Breaking in a Reed

What happens when a reed is broken in?
Like many things about reeds, what happens when you ‘break in’ a new reed is surrounded by a good deal of myth, mystique and arcane mumbojumbo. But what happens is actually quite straightforward.
First, let’s see what a reed is made of. Get a piece of gouged (not profiled) cane. Put one end in a glass of water and blow through the cane. You will see a vast number of bubbles coming out of the end. Thus, you can see that cane is made up of hundreds of tiny tubes along its length. When it’s growing, the plant uses these tubes to transport water and nutrients to its leafs. These tubes are tiny – I’m guessing, but maybe a tenth of a millimeter or less in diameter, but they can and do absorb water.
Next, Arundo Donax (the plant that we use for cane) is a species of bamboo and related to crops like sugar cane, so it produces sugars when it is growing. After it has been harvested these sugars turn to starch. (The same thing that happens to sweet corn if left hanging around at the greengrocers). When you first start to use a new reed, your saliva will have an effect on it. Saliva contains an enzyme which is the first of many chemical attacks on the food we eat. This enzyme is called amylase and converts starch into sugars. (Try this: with a nice clear palette, eat some plain boiled potato and after chewing it for a few seconds see how sweet the taste it leaves in your mouth is after a couple of minutes. This taste is the sugars created by amylase converting the starch). This process happens to the starch in a new reed and the sugars are then dissolved away. So the cane will change a little after it has been used the first few times.
The other more important thing that happens is that those tiny tubes get clogged up by the dead skin and other stuff that comes off the lips and so the reed absorbs less water. This makes it harder (i.e. more resistant, less compliant and less responsive). A brand new reed need only be soaked in water for a second or two to work but will, after as little as 10 to 15 minutes, become water-logged. So, never make adjustments to a new reed for longer than this. If you put a dab of nail varnish on the very end of the reed that goes on the crook, water will be absorbed less easily and the reed will blow in more quickly although, conversely, it will be worn out earlier as well. Another way of hastening the blowing in is to wipe the blades between finger and thumb so that some grease from the skin rubs off on to the ends of those tiny tubes thereby hastening the clogging-up process. Before they are fully blown in, some reeds are prone, in pianissimos, to making that fuzzy ‘frying bacon’ sound. The only thing that I know of to get rid of this is to apply a tiny amount of grease (lip-salve or cork grease or Vaseline petroleum jelly) to the inside of the reed for the first millimetre or so. Do this very carefully with a plaque. Although this is a useful ‘quick-fix’, I think that it makes the reed a bit bland and lifeless when it’s in its prime and probably shortens its active life. In the same way, if you’ve used Chapstick or Lipsyl to stop your lips from drying out and chapping, always wipe it off your lips before playing or the longevity of your reed will be drastically compromised.
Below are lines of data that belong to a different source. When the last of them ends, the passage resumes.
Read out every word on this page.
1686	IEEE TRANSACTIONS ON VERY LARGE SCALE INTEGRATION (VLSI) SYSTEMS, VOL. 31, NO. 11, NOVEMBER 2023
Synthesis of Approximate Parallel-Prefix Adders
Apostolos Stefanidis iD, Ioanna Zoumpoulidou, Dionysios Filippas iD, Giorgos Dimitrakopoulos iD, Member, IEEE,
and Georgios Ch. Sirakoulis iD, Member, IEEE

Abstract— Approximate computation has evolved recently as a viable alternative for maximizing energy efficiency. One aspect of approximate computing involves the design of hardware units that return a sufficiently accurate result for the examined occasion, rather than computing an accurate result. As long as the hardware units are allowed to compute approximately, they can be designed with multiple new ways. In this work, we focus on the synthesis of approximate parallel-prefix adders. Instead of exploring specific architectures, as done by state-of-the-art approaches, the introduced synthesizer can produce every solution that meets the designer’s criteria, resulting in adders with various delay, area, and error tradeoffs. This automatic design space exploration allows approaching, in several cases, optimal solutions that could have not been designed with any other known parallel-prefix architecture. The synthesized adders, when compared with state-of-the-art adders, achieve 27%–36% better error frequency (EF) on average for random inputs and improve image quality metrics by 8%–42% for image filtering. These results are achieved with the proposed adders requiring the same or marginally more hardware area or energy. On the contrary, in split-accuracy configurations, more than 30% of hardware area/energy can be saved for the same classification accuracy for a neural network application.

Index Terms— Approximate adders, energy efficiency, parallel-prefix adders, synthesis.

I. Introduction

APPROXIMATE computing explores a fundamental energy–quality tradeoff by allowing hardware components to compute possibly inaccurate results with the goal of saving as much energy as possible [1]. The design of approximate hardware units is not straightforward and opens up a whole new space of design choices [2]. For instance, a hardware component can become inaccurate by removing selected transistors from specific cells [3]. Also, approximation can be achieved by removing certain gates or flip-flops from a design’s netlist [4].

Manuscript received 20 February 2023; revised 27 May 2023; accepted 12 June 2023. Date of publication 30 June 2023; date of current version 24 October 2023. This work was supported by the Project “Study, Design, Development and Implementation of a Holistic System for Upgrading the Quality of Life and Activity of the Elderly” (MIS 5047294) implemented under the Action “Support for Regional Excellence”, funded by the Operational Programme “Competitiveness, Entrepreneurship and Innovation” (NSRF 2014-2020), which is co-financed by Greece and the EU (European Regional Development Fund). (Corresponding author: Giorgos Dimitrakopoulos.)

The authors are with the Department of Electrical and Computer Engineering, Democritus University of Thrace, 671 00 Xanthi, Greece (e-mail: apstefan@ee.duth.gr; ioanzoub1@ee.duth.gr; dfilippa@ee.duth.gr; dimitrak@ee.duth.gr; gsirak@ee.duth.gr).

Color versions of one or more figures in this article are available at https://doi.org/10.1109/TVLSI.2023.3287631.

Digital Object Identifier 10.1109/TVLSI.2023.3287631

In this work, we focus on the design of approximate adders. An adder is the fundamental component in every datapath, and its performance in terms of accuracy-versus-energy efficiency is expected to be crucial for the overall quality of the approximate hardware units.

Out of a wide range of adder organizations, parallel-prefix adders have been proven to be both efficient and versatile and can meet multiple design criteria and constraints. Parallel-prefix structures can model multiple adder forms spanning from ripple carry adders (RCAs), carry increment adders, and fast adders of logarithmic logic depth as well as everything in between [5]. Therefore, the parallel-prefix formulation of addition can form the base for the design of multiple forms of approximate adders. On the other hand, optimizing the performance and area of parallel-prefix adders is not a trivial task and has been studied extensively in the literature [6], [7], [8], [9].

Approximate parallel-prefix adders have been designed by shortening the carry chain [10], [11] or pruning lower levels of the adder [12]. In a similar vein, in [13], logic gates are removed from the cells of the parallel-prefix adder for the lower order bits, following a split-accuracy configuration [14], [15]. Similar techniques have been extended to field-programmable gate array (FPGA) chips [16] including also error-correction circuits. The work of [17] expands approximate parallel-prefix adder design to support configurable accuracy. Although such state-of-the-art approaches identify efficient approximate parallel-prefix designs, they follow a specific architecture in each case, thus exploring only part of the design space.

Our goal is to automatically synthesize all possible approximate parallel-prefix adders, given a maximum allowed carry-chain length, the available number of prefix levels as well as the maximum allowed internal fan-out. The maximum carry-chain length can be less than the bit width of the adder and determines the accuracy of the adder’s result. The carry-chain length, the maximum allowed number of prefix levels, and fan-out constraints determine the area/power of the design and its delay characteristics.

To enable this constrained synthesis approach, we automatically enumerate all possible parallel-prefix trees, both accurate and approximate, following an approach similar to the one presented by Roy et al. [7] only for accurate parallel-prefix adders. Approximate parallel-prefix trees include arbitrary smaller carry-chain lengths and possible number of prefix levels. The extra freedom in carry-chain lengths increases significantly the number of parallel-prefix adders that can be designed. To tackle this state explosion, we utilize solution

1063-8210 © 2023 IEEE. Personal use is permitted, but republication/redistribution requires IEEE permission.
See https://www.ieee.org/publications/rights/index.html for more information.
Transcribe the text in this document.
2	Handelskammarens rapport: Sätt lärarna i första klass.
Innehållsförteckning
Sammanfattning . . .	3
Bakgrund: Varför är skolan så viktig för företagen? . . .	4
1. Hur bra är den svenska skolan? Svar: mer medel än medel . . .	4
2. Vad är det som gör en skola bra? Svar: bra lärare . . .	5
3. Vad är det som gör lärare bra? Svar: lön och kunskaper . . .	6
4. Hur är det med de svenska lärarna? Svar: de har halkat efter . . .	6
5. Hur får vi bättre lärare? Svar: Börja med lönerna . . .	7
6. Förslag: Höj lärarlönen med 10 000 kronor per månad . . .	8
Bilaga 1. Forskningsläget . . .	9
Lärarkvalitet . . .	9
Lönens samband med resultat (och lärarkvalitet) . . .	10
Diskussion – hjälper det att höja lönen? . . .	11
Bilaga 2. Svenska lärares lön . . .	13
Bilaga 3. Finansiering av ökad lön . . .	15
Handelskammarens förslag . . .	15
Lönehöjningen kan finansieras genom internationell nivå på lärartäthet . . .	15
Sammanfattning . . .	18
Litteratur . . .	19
When is an old reed too old?
I am often asked how long you can expect a bassoon reed to last and it’s a really difficult question to answer. But the answer will not be in terms of weeks or months but rather in the number of hours it’s been played. Then it will depend on what type of playing you’re doing. If pressed for an answer I might say about fifty hours playing or a lot less or a lot more.
I consider a reed to be near the end of its useful life:
1) when the wires on the dry reed appear loose because the cane has shrunk back and it needs to be soaked for more than a minute or so for the wires to become tight once more. Or
2) when you need to keep re-wetting in water during a performance. Or
3) when tell-tale notes that tend to be sharp are causing too much trouble. Or
4) when the pitch of the crow of the reed has risen in pitch by a tone (if, say, it started its life off on an E flat and becomes an F).
At this point, the reed should be moved out of active service to join its fellow retired combatants in an old shoe box somewhere at the back of a wardrobe. Don’t even think about trying to explain to your wife or husband, if you have one, why you can’t bear to throw away an old reed; they will never be able to understand.
There are some methods to keep an old reed going, but I regard them all as less than satisfactory.
1) You can scrape the reed to loosen it up.
2) You can dip it in hydrogen peroxide (a bleach). This produces a dramatic fizzing but only limited life extension.
3) Some players use an ultra-sonic water bath. These are used by jewellers and opticians and maybe it does help a bit.

SuperGlue a Split Reed:
If you have a particularly promising reed and you have an accident with it and it becomes split at the end, it might be worth trying this little trick. Get the reed quite dry, then, using a cocktail stick or a splinter of cane from when you have used a shaper, put a tiny dab of Super Glue on the crack and then wiggle it around until it works its way into the join. Leave it in exactly the right position for a few minutes before trying it. It sometimes works and is certainly worth a try.